Démontrant la virtualité de l’existence contemporaine via la multiplication des corps pixelisés, le film débute avec l’image désincarnée de Bridey, la secrétaire de Max. Apparaissant sur l’écran de son téléviseur pour lui rappeler ses obligations journalières, la jeune femme se substitue simultanément à un réveil-matin et à un agenda électronique, faisant de son humanité une surprenante abstraction technologique. Son patron, quoique de chair constituée, abandonne quant à lui sa vie au travail. Déjeunant de vieilles croûtes de pizza trempées dans un bol de café, il néglige son propre corps au profit du corps photographié d’une jeune Japonaise nue, gracieuseté d’un distributeur nommé Hiroshima Video. En effet, la réalité corporelle n’existe pas pour Max dans le désir prosaïque de subsistance, mais dans l’expression exacerbée de la concupiscence et du sadisme.
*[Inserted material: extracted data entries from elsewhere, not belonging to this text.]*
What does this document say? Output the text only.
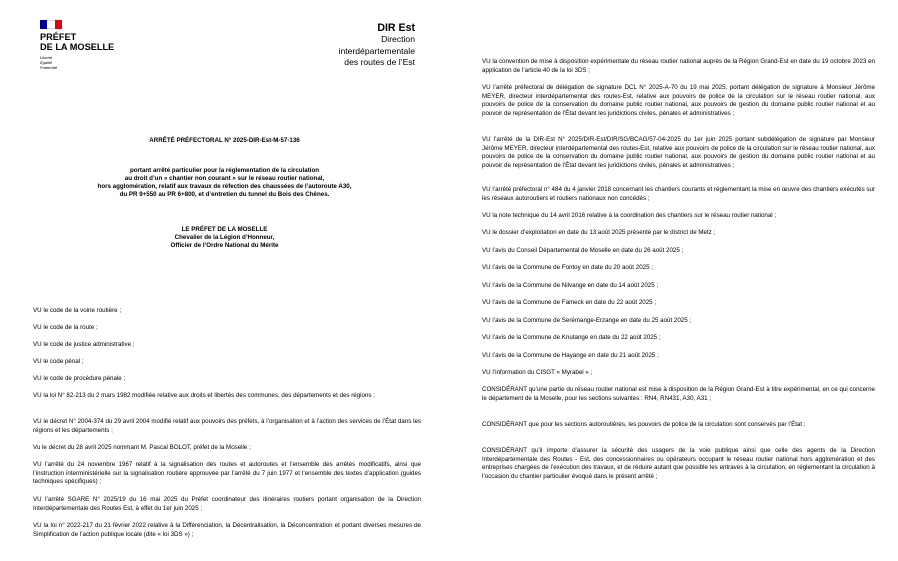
PRÉFET
DE LA MOSELLE
Liberté
Égalité
Fraternité
DIR Est
Direction
interdépartementale
des routes de l’Est
ARRÊTÉ PRÉFECTORAL N° 2025-DIR-Est-M-57-136
portant arrêté particulier pour la réglementation de la circulation
au droit d’un « chantier non courant » sur le réseau routier national,
hors agglomération, relatif aux travaux de réfection des chaussées de l’autoroute A30,
du PR 9+550 au PR 6+800, et d’entretien du tunnel du Bois des Chênes.
LE PRÉFET DE LA MOSELLE
Chevalier de la Légion d’Honneur,
Officier de l’Ordre National du Mérite

VU le code de la voirie routière ;

VU le code de la route ;

VU le code de justice administrative ;

VU le code pénal ;

VU le code de procédure pénale ;

VU la loi N° 82-213 du 2 mars 1982 modifiée relative aux droits et libertés des communes, des départements et des régions ;

VU le décret N° 2004-374 du 29 avril 2004 modifié relatif aux pouvoirs des préfets, à l’organisation et à l’action des services de l’État dans les régions et les départements ;

Vu le décret du 28 avril 2025 nommant M. Pascal BOLOT, préfet de la Moselle ;

VU l’arrêté du 24 novembre 1967 relatif à la signalisation des routes et autoroutes et l’ensemble des arrêtés modificatifs, ainsi que l’instruction interministérielle sur la signalisation routière approuvée par l’arrêté du 7 juin 1977 et l’ensemble des textes d’application (guides techniques spécifiques) ;

VU l’arrêté SGARE N° 2025/19 du 16 mai 2025 du Préfet coordinateur des itinéraires routiers portant organisation de la Direction Interdépartementale des Routes Est, à effet du 1er juin 2025 ;

VU la loi n° 2022-217 du 21 février 2022 relative à la Différenciation, la Décentralisation, la Déconcentration et portant diverses mesures de Simplification de l’action publique locale (dite « loi 3DS ») ;

VU la convention de mise à disposition expérimentale du réseau routier national auprès de la Région Grand-Est en date du 19 octobre 2023 en application de l’article 40 de la loi 3DS ;

VU l’arrêté préfectoral de délégation de signature DCL N° 2025-A-70 du 19 mai 2025, portant délégation de signature à Monsieur Jérôme MEYER, directeur interdépartemental des routes-Est, relative aux pouvoirs de police de la circulation sur le réseau routier national, aux pouvoirs de police de la conservation du domaine public routier national, aux pouvoirs de gestion du domaine public routier national et au pouvoir de représentation de l’État devant les juridictions civiles, pénales et administratives ;

VU l’arrêté de la DIR-Est N° 2025/DIR-Est/DIR/SG/BCAG/57-04-2025 du 1er juin 2025 portant subdélégation de signature par Monsieur Jérôme MEYER, directeur interdépartemental des routes-Est, relative aux pouvoirs de police de la circulation sur le réseau routier national, aux pouvoirs de police de la conservation du domaine public routier national, aux pouvoirs de gestion du domaine public routier national et au pouvoir de représentation de l’État devant les juridictions civiles, pénales et administratives ;

VU l’arrêté préfectoral n° 484 du 4 janvier 2018 concernant les chantiers courants et réglementant la mise en œuvre des chantiers exécutés sur les réseaux autoroutiers et routiers nationaux non concédés ;

VU la note technique du 14 avril 2016 relative à la coordination des chantiers sur le réseau routier national ;

VU le dossier d’exploitation en date du 13 août 2025 présenté par le district de Metz ;

VU l’avis du Conseil Départemental de Moselle en date du 26 août 2025 ;

VU l’avis de la Commune de Fontoy en date du 20 août 2025 ;

VU l’avis de la Commune de Nilvange en date du 14 août 2025 ;

VU l’avis de la Commune de Fameck en date du 22 août 2025 ;

VU l’avis de la Commune de Serémange-Erzange en date du 25 août 2025 ;

VU l’avis de la Commune de Knutange en date du 22 août 2025 ;

VU l’avis de la Commune de Hayange en date du 21 août 2025 ;

VU l’information du CISGT « Myrabel » ;

CONSIDÉRANT qu’une partie du réseau routier national est mise à disposition de la Région Grand-Est à titre expérimental, en ce qui concerne le département de la Moselle, pour les sections suivantes : RN4, RN431, A30, A31 ;

CONSIDÉRANT que pour les sections autoroutières, les pouvoirs de police de la circulation sont conservés par l’État ;

CONSIDÉRANT qu’il importe d’assurer la sécurité des usagers de la voie publique ainsi que celle des agents de la Direction Interdépartementale des Routes - Est, des concessionnaires ou opérateurs occupant le réseau routier national hors agglomération et des entreprises chargées de l’exécution des travaux, et de réduire autant que possible les entraves à la circulation, en réglementant la circulation à l’occasion du chantier particulier évoqué dans le présent arrêté ;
Sa réalité n’est pas celle du corps déjeunant ou du corps négociant, mais celle du corps forniquant de la pornographie hardcore ou du corps violent de Videodrome.
À l’instar de Bridey, presque tous les personnages du récit sont introduits de manière virtuelle. L’espiègle Barry Convex par exemple, bonze de la Spectacular Optical, se dévoile d’abord à Max par le biais d’une vidéo explicative, confiant au petit moniteur de sa limousine la tâche de nous révéler ses sombres desseins. Le prophétique théoricien Brian O’Blivion, proche parent de Marshall McLuhan, n’existe quant à lui que par écrans interposés, n’apparaissant qu’à la télévision pour dénoncer la télévision. Préférant le monologue au dialogue, ces deux personnages emblématisent parfaitement la nature désincarnée de la déixis contemporaine, perpétuant à grand renfort d’affirmations dogmatiques le vaste dialogue de sourds entretenu par les différents groupes d’intérêts peuplant l’agora médiatique. Le talk-show de Rena King, auquel participent Renn, O’Blivion et la gourou des ondes Nicki Brand, nous confronte à la même réalité. Parodie grotesque de dialogue interpersonnel, il s’agit en fait d’un aboutage de chroniques individuelles telles que prescrites pour l’usage d’un auditoire avide de déclamations opératoires.
Heureusement, le plateau du Rena King Show constitue également le lieu de rencontre de Max et Nicki, marquant le départ ardu d’une relation véritablement humaine entre ces deux protagonistes. En effet, malgré sa sulfureuse robe rouge, la jeune femme nous est d’abord présentée comme une simple silhouette, objectifiée par les caméras monumentales pointées sur elle. Le plan est génial : Max occupe la gauche de l’écran, tandis que l’image désincarnée de Nicki apparaît sur un moniteur à sa droite. En parlant à la « vraie » Nicki, nous voyons donc Max parler à son double. C’est une relation virtuelle qui s’amorce sous nos yeux, le prélude d’une joute oratoire stérile entre blocs monolithiques, transformée en dialogue par les pulsions sexuelles « réelles » de ces deux personnages. Condamnant l’état de surexcitation propre à la vie contemporaine, Nicki se heurte en effet à la rhétorique de Max, qui utilise la théorie freudienne pour remettre en question son aguichant accoutrement. Forcée d’avouer son propre état de surexcitation, elle entre déjà en communion avec son luxurieux interlocuteur, partageant avec lui son désir brûlant, et contagieux, de personnification corporelle.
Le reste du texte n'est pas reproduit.